Berikutnya Ari menunjukkan jumputan atau pelangi. Kata "jumputan" berasal dari men-jumput yang berarti memungut atau mengambil dengan semua ujung jari tangan. Hal itu mencerminkan teknik cara pembuatan dan pewarnaan kain. Sedangkan motif kain jumputan semakin beragam di antaranya kembang jamur, bintik lima, bintik sembilan, bintik-bintik dan cucung atau terong. “Sebelum dicelup ke pewarna kain diikat terlebih dahulu agar membentuk motif yang diinginkan,” ujar Kemas.
Kain gebeng juga masuk dalam salah satu kain tradisional yang dibuat dengan Alat Tenun Bukan Mesin (ATBM). Kain gebeng tidak menggunakan benang emas melainkan benang sutera dan nilon yang diberi pewarana dengan cara dicelup. Setidaknya terdapat tiga motif kain gebeng: poleng, poleng rangkap dan limar.

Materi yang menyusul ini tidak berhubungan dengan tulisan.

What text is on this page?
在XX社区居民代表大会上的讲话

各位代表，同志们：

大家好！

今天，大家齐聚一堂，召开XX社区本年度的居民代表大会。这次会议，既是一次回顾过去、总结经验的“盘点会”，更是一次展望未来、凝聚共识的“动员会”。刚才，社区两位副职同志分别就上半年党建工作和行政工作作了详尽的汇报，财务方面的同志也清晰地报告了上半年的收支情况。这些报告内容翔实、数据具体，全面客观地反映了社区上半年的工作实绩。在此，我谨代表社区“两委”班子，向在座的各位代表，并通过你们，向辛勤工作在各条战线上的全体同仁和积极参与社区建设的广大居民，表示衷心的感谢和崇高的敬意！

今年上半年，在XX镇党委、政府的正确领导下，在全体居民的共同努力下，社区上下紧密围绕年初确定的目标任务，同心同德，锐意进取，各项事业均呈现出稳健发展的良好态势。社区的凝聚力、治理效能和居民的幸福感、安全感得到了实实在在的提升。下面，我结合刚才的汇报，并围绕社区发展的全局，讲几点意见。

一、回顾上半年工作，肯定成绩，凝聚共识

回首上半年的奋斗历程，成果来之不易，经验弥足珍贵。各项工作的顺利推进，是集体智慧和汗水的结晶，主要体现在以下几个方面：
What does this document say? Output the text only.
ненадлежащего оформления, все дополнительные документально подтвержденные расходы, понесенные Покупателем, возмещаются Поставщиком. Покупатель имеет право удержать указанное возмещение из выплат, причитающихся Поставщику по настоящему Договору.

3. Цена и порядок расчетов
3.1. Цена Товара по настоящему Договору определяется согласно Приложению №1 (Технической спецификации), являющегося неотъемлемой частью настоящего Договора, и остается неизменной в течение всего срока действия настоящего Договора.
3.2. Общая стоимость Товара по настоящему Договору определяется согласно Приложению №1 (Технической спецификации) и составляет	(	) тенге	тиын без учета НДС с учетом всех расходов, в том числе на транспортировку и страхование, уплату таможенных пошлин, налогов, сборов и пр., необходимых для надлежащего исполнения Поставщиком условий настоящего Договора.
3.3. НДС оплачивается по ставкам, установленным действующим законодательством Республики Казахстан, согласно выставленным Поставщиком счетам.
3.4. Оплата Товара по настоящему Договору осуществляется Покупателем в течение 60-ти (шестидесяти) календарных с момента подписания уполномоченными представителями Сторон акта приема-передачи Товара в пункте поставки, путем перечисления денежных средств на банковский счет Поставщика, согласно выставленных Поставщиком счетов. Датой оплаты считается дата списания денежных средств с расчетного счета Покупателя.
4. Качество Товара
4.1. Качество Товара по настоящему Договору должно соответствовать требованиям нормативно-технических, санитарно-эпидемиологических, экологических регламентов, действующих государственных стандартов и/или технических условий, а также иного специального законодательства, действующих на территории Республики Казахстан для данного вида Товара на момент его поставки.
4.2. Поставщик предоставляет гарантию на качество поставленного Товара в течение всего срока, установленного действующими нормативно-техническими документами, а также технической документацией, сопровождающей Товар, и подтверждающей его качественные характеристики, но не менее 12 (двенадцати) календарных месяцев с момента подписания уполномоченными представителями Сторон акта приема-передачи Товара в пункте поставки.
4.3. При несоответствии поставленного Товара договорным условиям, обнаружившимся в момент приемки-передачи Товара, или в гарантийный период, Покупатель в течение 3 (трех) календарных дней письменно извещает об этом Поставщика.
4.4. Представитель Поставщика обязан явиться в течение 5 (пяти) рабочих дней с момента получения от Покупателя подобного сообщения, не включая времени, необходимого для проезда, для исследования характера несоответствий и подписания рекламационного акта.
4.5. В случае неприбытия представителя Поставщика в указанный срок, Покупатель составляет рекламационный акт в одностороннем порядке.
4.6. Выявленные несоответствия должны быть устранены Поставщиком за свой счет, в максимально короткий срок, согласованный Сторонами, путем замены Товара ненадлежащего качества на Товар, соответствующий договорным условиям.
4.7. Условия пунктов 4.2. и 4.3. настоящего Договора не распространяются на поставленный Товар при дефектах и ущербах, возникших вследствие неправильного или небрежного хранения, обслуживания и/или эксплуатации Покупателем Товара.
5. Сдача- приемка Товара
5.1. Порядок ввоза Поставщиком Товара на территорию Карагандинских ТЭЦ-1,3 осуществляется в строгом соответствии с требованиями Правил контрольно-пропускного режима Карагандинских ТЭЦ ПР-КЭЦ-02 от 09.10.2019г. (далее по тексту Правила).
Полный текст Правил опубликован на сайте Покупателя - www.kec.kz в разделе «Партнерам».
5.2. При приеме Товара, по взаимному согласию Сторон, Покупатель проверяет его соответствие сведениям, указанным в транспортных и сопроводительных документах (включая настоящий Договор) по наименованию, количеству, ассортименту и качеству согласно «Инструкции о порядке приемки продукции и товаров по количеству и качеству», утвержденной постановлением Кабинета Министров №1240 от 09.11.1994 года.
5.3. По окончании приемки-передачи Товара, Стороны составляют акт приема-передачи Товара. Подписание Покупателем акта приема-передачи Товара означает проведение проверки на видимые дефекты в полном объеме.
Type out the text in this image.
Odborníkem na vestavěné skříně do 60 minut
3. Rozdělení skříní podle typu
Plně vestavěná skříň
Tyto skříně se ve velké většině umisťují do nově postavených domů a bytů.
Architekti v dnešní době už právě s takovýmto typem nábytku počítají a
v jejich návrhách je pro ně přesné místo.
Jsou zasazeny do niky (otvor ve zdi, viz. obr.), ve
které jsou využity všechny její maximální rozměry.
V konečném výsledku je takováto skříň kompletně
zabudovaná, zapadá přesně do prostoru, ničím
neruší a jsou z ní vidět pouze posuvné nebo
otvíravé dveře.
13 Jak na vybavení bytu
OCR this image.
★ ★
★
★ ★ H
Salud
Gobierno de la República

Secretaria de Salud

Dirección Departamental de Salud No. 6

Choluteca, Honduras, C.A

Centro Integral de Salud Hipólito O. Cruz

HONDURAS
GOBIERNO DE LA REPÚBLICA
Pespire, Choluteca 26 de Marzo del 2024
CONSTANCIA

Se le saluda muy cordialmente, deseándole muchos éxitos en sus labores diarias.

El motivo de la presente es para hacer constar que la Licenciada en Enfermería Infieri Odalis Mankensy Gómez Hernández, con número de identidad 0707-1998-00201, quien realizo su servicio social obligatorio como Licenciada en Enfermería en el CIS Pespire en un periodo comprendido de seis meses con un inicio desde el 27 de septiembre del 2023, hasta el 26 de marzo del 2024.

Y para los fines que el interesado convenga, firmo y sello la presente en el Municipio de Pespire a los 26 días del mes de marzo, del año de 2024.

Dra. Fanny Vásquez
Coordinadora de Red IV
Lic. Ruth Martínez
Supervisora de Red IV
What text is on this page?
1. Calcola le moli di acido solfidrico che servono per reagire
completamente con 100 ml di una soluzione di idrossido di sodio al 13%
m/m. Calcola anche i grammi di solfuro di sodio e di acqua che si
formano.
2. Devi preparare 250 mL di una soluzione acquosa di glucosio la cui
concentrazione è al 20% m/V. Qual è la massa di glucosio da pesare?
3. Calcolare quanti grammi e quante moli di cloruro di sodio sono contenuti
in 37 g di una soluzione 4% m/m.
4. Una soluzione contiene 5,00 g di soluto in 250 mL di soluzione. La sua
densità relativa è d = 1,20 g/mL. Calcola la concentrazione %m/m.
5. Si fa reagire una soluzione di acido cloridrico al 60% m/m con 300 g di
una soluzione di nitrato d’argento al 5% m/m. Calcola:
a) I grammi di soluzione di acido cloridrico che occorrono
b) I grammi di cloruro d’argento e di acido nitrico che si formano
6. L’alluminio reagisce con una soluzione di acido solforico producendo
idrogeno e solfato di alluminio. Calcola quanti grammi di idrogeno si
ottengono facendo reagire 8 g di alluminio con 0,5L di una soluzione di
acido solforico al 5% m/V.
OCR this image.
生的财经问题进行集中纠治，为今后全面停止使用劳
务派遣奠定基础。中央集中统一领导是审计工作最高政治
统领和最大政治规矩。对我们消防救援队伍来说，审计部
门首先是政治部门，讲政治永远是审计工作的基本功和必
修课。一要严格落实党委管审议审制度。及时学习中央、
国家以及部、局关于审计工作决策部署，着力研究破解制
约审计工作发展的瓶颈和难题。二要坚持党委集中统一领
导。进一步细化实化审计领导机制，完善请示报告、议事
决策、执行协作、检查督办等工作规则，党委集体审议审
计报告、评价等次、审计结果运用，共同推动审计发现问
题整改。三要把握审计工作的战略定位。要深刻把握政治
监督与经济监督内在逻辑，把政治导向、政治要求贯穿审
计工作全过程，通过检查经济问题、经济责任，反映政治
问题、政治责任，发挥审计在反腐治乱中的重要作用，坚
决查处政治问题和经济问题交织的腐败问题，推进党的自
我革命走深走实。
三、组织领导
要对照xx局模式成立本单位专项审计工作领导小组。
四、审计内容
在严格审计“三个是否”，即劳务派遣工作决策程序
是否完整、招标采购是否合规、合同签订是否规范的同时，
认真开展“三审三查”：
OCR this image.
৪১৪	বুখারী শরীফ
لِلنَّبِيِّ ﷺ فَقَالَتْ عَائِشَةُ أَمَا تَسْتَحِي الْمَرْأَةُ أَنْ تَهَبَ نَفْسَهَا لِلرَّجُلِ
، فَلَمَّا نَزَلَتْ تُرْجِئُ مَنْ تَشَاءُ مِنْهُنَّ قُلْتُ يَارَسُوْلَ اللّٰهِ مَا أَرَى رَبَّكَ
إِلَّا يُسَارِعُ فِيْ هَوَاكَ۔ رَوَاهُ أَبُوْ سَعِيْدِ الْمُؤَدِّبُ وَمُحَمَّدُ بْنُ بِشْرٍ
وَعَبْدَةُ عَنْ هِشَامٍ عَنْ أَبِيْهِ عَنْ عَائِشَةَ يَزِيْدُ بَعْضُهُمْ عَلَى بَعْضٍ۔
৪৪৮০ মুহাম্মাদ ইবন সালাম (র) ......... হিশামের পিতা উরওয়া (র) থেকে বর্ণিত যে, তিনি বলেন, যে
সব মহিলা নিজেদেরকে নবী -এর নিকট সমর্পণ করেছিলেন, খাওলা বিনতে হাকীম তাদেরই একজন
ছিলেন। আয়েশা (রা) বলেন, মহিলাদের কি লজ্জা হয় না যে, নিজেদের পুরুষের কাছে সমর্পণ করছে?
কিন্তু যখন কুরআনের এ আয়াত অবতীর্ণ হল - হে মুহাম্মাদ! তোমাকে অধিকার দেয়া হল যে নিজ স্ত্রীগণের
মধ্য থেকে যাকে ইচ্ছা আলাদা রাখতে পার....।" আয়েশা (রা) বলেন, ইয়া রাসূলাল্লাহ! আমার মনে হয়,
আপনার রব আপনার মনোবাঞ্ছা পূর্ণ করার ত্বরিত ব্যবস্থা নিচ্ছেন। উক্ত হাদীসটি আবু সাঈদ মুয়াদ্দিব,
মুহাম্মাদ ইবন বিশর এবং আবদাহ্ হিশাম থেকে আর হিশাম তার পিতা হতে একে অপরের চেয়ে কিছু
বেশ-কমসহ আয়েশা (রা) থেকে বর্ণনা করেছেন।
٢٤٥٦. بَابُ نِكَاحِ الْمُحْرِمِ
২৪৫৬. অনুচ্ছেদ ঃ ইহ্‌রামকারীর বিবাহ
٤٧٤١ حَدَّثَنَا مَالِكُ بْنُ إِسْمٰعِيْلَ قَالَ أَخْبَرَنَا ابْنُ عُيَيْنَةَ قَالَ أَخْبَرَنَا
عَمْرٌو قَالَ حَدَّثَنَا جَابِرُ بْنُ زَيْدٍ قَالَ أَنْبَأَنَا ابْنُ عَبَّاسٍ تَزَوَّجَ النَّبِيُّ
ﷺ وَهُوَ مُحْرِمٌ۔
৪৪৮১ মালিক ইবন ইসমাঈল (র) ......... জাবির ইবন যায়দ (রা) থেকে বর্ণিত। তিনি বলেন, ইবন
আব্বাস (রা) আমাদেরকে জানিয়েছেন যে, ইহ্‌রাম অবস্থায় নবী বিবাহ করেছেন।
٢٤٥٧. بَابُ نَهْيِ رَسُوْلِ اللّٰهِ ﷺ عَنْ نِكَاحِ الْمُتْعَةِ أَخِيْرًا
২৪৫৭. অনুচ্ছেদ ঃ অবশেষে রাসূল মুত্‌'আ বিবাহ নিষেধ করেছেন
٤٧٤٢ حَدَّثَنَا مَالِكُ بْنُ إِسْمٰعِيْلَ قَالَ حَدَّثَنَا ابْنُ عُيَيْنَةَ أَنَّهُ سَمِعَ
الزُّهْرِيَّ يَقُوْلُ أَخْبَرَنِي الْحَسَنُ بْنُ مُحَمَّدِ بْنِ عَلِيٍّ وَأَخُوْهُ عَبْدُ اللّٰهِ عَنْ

Motif poleng sendiri dapat dirinci berdasarkan pada cara mendesainnya: poleng dapros, poleng anak kantor, poleng geribig, poleng es lilin, poleng mata pirik, poleng Samarinda dan oteran. Sedangkan jenis limar dibagi lagi dalam motif limar patut, limar mendi, limar lorok, limar pulir, dan limar muda-mudi.
Sementara itu Defrico Audy, desainer kain songket menjelaskan ia sedang berupaya untuk menciptakan kain songket yang nyaman dipakai, motif tidak terlalu norak dan ketebalan dasar tidak terlalu membebani orang yang mengenakannya.
Meskipun demikian ia menjamin tidak akan mengubah motif yang sudah ada melainkan hanya sebatas melakukan modifikasi. Tujuannya agar kain songket tidak hanya sekadar pelengkap melainkan sebagai bahan pokok dalam berbusana. “Motif tidak diubah tapi hanya dimodifikasi agar kaum milenial mau memakainya dalam busana sehari-hari,” tandas Defrico.